According to the Florida Department of Health, Fried's presentation did not account for differences seen in communities like demographics, vaccine rates, population, etc.

"Specifically, Highlands County is inherently more rural with a significantly lower population than Miami-Dade and Broward counties – two very populous and metropolitan areas of Florida. Additionally, fewer weeks of data were utilized to calculate cases per capita for Miami-Dade as school years started at different points in time," the department wrote in a press release.

It adds that it discourages attempts to analyze data without the "appropriate application" of epidemiological methods. The DOH also expressed concerns over the data set only analyzing 33 out of Florida's 67 school districts.

RELATED: Kids 5-11 may soon be able to get Pfizer's COVID vaccine

Florida's recently appointed surgeon general, Dr. Joseph Ladapo, also chimed in on the back-and-forth saying, "[Fried's] team's analysis doesn't account for important factors beyond masks, such as testing frequency, community spread, etc. Did all these schools collect data in the same way, define cases in the same way, and mitigate spread the same way?"

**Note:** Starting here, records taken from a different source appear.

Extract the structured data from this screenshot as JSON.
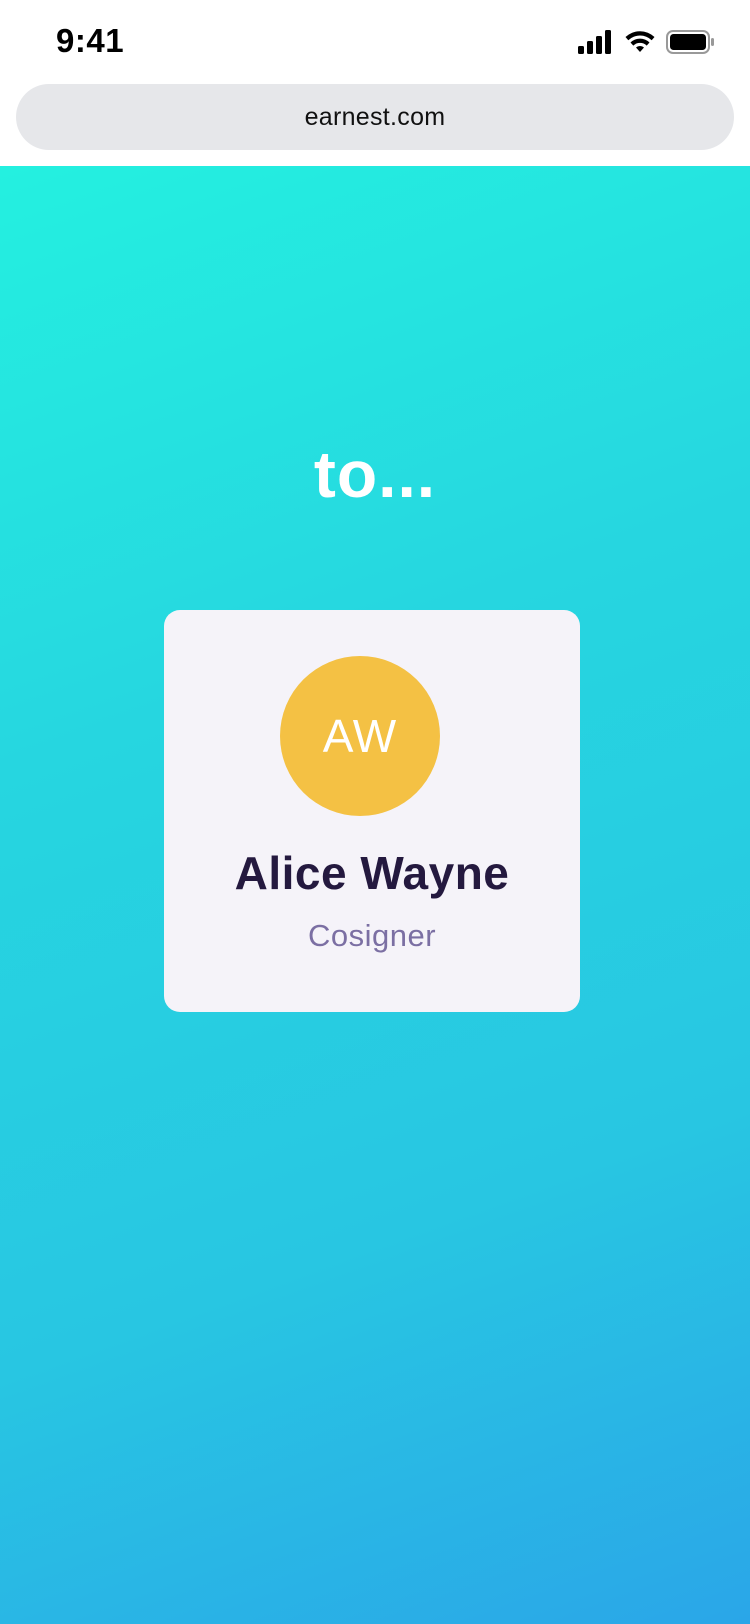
{
  "status_bar": {
    "time": "9:41",
    "icons": [
      "signal-icon",
      "wifi-icon",
      "battery-icon"
    ]
  },
  "browser": {
    "url": "earnest.com"
  },
  "main": {
    "headline": "to...",
    "card": {
      "avatar_initials": "AW",
      "name": "Alice Wayne",
      "role": "Cosigner"
    }
  },
  "colors": {
    "gradient_start": "#24f0e0",
    "gradient_end": "#2aa6e8",
    "avatar_bg": "#f4c144",
    "card_bg": "#f5f3f9",
    "name_text": "#24193f",
    "role_text": "#7b6fa3"
  }
}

Ladapo, in the past, has shared that he is against lockdowns and that he believes the decision about whether to get vaccinated should be an individual one, with people making their own health care decisions.

But where do experts stand on the information released by Fried? We reached out to Dr. Jason Salemi, an associate professor of epidemiology at the University of South Florida and Dr. Jill Roberts an epidemiologist with USF Public Health for their thoughts.

"The covid dashboard that was used for the data is very limited in what information is present. You can indeed note that cases were higher in a particular area, but without further information, it is not possible to determine the cause," Dr. Roberts wrote in an email to 10 Tampa Bay.

She adds that, ideally, a large difference in cases would have been noted during Fried's team's data collection and an independent analysis would have been called for to investigate the cause.

"There are a large number of epidemiologists tracking covid that may have been of great use here, and still could be," she wrote.

Dr. Roberts also pointed to two recent analyses published by the CDC that determined mask-wearing in schools has "significantly decreased" COVID's burden during the delta variant surge. You can find those here and here.

RELATED: The impacts of thousands of teacher vacancies across the state

As for Dr. Salemi, he says without a central repository of information related to school-based COVID cases, "it appears as though someone has only been able to abstract data from county-level dashboards that provide sufficiently granular data."

He adds that concern should have been given to several factors including how each school district collects its data, the completeness of reporting, how the information makes it to a school district's dashboard, and the differences in testing protocols.

"These points are not criticisms of the analysis, but they do need to understand and communicate how imperfect the data are in trying to investigate this issue," he wrote.

Dr. Salemi also pointed out an issue he found on a cursory review of the FDACS spreadsheet. 

"The 'peak per cap' numbers are incorrect for Dade and Broward by more than a factor of 10. There are no formulas within the spreadsheet, so it’s hard to tell how these errors were made," he explained.

Regardless of the noted limitations of Fried's office's report, Dr. Salemi says the data abstracted would still show a higher percentage of infected students in counties that have parental opt-outs or no mask requirements compared to those with medical opt-outs only.

But that doesn't mean the data used to determine that is perfect. 

"These data are too flawed and have too many caveats to claim the indisputability of the findings. So, to me, scientific communication of the results and the limitations is absolutely critical and is one thing I certainly would have done differently, even if this particular analysis was more robust," Dr. Salemi wrote.